The very title may sound sacrilegious to the admirers of Asadullah Khan Ghalib but mind you, this not-so-complimentary observation is regarding his Persian poetry and not about his Urdu verses, which are the finest specimens of not only Urdu poetry but also of world literature.
Though Ghalib was born (December 27, 1797) into a Persian-speaking household, his Persian was subcontinental Persian from the syntax and semantic perspective and was quite different from the Central Asian Persian of the native speakers. His ancestors belonged to the Chughtai tribe of Central Asia, who preferred to settle in India because of Mughal patronage.
Ghalib would often boast and claim that his language of thinking was Persian: Choon zabaan-e-khyalaat meen ashra Farsi. But analytical study of Ghalib’s Persian poetry reveals that it was Delhi-Urdu Ghalib was at home with and not Iranian Persian as he would constantly brag about.
On the sub-continent, only five Urdu poets also wrote extensively in Persian and they were Mir Taqi Mir, Momin Khan ‘Momin’, Altaaf Hussain Hali ‘Panipati’, Dr Muhammad Iqbal and Ghalib himself. But all five had the sub-continental Persian in their linguistic consciousness.
In my Post-Doctoral thesis on ‘Stylistic differences between Central Asian and Sub-Continental Persian’, submitted simultaneously at Oxford, Columbia and Al-Azhar Universities in Cairo, I have descanted upon how Ghalib could never employ idiomatic idiosyncrasies of pristine Persian, spoken near Tehran, Khorasan, Nishapur and Isfahaan.

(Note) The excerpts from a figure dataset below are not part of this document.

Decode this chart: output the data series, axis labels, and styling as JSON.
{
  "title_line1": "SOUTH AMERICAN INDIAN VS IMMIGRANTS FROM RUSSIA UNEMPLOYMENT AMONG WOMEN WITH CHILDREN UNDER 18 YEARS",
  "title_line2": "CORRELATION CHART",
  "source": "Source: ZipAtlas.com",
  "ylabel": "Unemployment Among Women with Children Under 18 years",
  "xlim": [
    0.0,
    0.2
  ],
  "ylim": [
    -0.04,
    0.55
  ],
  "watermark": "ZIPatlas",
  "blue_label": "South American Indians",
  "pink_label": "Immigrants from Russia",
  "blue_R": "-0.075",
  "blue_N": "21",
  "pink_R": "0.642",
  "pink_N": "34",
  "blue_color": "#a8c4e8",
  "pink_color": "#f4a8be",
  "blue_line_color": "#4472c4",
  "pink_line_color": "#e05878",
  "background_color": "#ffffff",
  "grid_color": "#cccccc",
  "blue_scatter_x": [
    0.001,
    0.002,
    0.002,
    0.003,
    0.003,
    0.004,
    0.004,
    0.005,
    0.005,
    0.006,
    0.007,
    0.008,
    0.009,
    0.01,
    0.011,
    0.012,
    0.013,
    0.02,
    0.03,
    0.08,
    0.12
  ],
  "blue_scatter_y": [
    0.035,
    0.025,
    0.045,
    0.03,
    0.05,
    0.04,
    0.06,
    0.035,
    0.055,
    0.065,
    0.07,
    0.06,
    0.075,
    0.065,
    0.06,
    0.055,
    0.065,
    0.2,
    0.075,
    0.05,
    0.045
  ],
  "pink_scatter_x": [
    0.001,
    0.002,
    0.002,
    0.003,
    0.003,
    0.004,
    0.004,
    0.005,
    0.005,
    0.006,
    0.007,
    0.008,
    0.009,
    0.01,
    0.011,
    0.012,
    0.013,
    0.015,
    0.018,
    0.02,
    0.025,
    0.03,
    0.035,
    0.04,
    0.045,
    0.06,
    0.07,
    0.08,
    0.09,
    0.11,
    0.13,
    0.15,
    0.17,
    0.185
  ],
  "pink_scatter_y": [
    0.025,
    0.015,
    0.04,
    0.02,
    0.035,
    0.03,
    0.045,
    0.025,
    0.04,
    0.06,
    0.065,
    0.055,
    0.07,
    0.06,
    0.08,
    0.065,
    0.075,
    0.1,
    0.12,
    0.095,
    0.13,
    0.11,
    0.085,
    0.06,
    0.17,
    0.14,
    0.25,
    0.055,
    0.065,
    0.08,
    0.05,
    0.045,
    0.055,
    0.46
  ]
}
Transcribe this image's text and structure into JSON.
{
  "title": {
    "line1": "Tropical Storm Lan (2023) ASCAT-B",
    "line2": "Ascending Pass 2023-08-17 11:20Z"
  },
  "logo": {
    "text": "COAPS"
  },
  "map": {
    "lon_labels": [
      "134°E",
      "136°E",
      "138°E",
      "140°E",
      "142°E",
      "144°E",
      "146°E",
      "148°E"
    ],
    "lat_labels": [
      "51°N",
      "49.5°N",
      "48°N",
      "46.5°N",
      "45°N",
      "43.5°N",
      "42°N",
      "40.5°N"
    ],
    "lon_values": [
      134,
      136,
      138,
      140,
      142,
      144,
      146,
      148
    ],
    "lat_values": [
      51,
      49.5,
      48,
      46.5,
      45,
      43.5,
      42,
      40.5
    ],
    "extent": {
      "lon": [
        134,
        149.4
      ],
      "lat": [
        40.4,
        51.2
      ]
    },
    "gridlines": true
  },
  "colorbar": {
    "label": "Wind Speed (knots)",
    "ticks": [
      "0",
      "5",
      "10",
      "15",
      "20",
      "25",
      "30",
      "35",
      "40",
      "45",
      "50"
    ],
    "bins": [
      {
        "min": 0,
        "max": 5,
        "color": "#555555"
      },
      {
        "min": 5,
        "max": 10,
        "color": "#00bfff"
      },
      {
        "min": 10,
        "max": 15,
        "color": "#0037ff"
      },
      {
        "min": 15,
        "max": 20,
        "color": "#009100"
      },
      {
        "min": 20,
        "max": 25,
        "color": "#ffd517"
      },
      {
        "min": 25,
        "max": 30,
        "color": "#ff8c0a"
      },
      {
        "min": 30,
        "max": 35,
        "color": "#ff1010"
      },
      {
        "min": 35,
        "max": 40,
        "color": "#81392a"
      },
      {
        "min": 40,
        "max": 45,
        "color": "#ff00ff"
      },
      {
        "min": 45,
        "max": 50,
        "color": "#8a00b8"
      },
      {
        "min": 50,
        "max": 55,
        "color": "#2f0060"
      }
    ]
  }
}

Ghalib knew Persian pretty well but he faltered while conversing in it (refer to Ralph Russell’s Ghalib ki zabaan: Farsi ya Urdu-e-Dilli, courtesy, London University and School of Oriental and African Studies, London). His Persian was bereft of typical idioms and phrases of native Persian. In all his 174 Persian poems (he destroyed many because no one on the sub-continent could understand his recondite and extremely laboured Persian), nowhere did Ghalib use ‘Shiyaaz’, the more common Persian word for morning (subha) used in Iranian Persian during Ghalib’s times. It’s still prevalent, albeit not so frequently. Instead, he used ‘sobh’ or ‘sobh-e-zud’ (early in the morning), whereas a native speaker of Persian would say ‘riqayat’ or ‘rimz’ for the word ‘dawn’.
Even the common and very colloquial Urdu-Persian word ‘paarsaal’ (for the last year) was expressed by the convoluted ‘guzishta saal.’ The Persian letters of Ghalib compiled in Dastamboo (a bouquet) also suffers from lack of colloquial fluency of a native speaker of Persian. English scholar of modern Persian Professor Nicholson called Ghalib’s Persian, ‘Affected Persian of a zabaandaan’ (Zabaandaan: One who picks up a language as a conscious learner and not as a natural speaker, ahle-zabaan). In that sense, Ghalib was aptly called a zabandaan. Somewhere deep-down, he himself knew that his Persian lacked the spontaneity of an Iranian native speaker. Elsewhere he rued, “Nu reesht shidam Farsi
ab-ya nihfaaz yak raadim un’niyaat mee qatai Rumi, na Hafiz” (However hard I may try to write in Persian, it’ll never be as good as that of Rumi and Hafiz). Moreover, Ghalib’s knowledge of Pahalavi (precursor to Persian) was almost zilch. And Pahalavi is considered as a pre-requisite to mastering Persian.
That’s the reason, Ghalib and Iqbal’s Persian poetry hardly figures on the higher level varsity syllabuses of Central Asia, Oxford, Cambridge, Columbia among others. But both were immaculate masters of Urdu, the language of the sub-continent. In a nutshell, Ghalib was otherworldly in his use of Urdu but the same can’t be said about the great poet’s Persian poetry. It was pedestrian, to be brutally honest.